Barplots show us which cell types contribute the most to the differences between CMV and age groups, while the heatmap of CLR-transformed composition values shows the patterns more clearly. For example, we can see that SOX4+ naive CD8 T cells have the highest loading for PC2 (reflecting age), and that their CLR value (and thus proportion) is much lower in children and the highest in the older adults.

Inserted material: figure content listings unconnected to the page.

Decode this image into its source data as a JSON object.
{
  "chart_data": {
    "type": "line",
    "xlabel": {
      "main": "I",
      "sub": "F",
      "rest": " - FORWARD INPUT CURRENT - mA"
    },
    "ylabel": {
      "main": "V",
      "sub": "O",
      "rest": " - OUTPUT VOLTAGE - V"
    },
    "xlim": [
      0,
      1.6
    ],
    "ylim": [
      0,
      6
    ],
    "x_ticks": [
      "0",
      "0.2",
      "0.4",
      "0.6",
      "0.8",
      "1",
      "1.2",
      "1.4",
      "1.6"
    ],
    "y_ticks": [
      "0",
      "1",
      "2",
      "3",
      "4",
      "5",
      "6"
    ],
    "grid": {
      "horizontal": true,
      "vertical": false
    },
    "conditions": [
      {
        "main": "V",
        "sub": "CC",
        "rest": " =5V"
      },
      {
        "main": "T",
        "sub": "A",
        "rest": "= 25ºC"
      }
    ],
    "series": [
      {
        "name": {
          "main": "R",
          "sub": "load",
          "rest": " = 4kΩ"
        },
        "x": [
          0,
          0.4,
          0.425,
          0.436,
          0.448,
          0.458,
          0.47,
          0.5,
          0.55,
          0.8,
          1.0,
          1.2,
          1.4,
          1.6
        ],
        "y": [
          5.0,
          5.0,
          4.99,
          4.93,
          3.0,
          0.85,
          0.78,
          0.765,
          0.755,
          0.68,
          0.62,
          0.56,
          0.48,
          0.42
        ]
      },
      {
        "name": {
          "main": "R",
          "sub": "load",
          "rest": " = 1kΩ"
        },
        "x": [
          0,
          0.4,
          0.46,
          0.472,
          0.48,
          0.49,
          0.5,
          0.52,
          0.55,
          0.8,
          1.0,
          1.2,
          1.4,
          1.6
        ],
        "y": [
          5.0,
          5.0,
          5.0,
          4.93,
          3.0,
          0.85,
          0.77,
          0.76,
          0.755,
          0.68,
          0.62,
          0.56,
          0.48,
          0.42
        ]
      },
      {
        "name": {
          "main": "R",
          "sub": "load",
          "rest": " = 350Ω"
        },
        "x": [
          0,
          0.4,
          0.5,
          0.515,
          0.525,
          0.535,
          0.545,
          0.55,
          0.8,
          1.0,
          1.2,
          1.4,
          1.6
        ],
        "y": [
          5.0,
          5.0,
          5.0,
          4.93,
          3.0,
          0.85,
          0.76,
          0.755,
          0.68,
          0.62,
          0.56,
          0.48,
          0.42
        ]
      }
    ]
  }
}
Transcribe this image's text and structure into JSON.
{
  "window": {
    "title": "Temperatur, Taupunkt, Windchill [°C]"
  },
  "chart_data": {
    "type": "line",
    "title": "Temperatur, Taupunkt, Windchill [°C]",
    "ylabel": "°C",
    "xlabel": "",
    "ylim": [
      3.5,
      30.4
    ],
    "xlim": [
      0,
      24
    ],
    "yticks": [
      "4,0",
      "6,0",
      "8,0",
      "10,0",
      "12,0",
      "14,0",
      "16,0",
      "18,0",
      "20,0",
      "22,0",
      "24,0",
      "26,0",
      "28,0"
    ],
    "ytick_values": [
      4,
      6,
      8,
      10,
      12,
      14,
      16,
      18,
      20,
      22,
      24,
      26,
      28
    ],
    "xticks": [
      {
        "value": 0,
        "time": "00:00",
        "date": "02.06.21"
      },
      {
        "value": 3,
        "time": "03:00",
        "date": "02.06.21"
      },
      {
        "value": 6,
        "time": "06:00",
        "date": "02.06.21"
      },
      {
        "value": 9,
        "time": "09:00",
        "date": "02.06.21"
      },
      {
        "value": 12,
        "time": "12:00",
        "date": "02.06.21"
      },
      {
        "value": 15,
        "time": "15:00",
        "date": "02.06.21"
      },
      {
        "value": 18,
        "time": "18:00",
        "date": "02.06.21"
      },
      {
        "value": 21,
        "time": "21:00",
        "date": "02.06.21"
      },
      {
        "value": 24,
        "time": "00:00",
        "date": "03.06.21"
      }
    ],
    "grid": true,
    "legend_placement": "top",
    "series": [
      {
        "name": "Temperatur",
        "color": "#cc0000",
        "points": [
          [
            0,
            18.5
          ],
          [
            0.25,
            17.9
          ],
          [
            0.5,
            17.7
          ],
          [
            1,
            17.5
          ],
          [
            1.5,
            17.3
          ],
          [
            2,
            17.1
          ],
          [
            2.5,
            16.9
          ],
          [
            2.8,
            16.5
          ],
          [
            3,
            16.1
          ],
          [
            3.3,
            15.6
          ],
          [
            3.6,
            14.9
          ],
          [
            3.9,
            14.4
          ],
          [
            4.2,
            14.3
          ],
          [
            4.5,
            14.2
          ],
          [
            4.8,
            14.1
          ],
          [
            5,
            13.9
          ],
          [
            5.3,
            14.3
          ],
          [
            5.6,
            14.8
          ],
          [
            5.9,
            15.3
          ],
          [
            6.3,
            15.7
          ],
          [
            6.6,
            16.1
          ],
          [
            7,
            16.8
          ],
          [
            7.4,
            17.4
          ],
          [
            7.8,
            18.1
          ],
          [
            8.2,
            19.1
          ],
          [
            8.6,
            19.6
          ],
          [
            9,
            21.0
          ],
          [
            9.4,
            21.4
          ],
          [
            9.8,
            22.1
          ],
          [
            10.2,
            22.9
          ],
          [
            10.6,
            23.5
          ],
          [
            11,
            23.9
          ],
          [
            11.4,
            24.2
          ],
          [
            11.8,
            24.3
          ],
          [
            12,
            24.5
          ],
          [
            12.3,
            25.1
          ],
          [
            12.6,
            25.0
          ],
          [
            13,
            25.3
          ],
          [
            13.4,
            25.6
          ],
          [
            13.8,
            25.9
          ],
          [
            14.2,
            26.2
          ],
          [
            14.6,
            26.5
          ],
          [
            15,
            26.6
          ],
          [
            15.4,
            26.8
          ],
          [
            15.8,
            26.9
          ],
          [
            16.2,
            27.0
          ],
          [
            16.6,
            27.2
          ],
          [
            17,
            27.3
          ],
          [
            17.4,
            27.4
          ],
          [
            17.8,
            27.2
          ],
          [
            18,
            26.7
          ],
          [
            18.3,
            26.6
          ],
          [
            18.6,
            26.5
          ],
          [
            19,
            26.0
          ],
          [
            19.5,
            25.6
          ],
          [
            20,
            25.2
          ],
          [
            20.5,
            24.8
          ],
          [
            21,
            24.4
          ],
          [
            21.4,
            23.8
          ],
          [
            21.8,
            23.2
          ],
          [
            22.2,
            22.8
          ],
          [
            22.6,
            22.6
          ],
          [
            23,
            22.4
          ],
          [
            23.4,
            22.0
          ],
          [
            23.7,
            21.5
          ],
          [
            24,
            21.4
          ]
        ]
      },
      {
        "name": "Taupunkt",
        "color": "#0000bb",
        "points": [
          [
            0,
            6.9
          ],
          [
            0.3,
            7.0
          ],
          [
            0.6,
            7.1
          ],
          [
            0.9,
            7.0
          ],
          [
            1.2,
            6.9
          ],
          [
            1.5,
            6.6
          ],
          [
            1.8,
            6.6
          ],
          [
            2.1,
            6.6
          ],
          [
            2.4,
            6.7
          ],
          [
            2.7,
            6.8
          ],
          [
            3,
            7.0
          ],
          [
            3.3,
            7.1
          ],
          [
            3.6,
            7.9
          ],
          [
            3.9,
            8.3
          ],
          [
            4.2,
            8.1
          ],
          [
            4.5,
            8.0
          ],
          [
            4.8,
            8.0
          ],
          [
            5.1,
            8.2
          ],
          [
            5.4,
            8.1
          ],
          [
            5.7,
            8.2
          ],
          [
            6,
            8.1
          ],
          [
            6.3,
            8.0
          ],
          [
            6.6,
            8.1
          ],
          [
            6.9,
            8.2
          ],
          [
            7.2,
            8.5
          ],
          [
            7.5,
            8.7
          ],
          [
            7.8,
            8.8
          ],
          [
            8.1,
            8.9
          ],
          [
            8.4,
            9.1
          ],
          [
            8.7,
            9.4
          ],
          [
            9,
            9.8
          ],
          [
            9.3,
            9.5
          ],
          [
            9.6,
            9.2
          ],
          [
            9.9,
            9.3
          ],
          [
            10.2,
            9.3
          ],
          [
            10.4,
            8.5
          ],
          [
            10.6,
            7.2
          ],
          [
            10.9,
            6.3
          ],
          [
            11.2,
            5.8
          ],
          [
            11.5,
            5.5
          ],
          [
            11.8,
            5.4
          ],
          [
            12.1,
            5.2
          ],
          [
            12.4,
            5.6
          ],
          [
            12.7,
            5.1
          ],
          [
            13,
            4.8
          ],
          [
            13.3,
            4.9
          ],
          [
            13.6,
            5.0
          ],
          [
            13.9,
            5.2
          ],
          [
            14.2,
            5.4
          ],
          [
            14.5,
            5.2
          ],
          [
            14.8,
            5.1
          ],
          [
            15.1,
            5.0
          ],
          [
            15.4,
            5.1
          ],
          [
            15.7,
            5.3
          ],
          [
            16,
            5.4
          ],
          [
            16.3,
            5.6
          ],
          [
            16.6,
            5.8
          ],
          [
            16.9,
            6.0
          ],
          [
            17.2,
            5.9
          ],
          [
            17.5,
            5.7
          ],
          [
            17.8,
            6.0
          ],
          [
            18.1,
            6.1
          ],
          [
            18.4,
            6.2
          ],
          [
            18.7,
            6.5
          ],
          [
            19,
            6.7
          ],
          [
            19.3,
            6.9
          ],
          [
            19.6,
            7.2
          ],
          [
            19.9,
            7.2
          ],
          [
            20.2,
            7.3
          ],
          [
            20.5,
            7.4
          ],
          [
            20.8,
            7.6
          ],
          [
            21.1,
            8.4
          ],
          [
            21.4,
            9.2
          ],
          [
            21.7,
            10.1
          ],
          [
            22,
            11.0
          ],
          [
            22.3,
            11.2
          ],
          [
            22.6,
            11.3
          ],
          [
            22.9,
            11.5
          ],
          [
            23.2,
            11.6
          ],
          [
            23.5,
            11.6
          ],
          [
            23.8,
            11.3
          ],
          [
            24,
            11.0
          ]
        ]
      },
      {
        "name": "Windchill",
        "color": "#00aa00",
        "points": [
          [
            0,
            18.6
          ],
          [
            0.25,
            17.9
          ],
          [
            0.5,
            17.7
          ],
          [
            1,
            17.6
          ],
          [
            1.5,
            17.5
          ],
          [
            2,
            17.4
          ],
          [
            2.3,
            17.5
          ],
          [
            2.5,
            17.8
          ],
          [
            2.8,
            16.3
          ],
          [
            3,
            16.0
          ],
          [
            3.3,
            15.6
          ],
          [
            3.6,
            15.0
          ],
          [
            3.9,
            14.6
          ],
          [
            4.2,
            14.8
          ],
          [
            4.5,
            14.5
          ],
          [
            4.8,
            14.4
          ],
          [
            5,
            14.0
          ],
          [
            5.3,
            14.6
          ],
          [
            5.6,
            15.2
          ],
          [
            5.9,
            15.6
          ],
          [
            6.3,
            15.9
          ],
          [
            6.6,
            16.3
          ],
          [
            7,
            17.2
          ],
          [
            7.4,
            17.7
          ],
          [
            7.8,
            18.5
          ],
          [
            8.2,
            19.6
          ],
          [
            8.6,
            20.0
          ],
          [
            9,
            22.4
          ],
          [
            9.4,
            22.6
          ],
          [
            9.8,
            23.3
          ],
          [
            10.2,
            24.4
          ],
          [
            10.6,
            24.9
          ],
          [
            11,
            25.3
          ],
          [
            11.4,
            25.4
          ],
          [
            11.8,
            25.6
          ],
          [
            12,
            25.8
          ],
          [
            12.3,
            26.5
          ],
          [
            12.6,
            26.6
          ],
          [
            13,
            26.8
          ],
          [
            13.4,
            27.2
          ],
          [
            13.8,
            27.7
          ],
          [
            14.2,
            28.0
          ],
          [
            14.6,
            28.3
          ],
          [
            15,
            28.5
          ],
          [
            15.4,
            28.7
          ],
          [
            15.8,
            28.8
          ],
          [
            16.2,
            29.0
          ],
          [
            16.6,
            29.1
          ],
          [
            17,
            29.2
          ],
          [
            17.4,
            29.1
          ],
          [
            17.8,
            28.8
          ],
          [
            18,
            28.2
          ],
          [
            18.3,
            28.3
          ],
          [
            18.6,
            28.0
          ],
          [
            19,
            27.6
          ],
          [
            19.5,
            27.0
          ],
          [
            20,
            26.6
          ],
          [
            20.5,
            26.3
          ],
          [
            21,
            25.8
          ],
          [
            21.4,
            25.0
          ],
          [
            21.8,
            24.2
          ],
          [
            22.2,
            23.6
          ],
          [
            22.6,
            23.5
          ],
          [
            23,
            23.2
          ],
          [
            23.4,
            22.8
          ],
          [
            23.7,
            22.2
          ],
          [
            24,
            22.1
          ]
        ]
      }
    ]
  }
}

UMAP on distances for top runs#

UMAPs can capture nonlinear relationships. For a fair comparison between PILOT and CLR, we plot and compare each method with important covariates with UMAPs below

top2 = results.sort_values("mean_score", ascending=False).head(2)
for _, row in top2.iterrows():
    label_key = row["label_key"]
    method = row["method"]
    m = build_method(method, label_key)
    m.prepare_anndata(adata)
    m.calculate_distance_matrix(force=method.startswith("composition"))
    fig, axes = plt.subplots(1, 2, figsize=(10, 4))
    m.plot_embedding(method="UMAP", metadata_cols=[AGE_COL, CMV_COL], axes=axes)
    fig.suptitle(f"{label_key} | {method}")
    plt.tight_layout()
../../_images/2d6823fdfc3bc206c462eeac3a462ee5ccf4cf0803d2575d691dfe6934cfa9bc.png ../../_images/7029ba2045f952ac1bd1d4edbf814f69ccee32455f920cdf0aaf7426010a612e.png

We can once again see that CLR-transformed cell type compositions capture age and CMV effects clearly.

In this tutorial you learned how to use patpy to find patterns in cell type composition values. Note that the analysis we performed here (apart from PERMANOVA) is exploratory. For statistical testing of cell type composition differences, take a look at scCODA.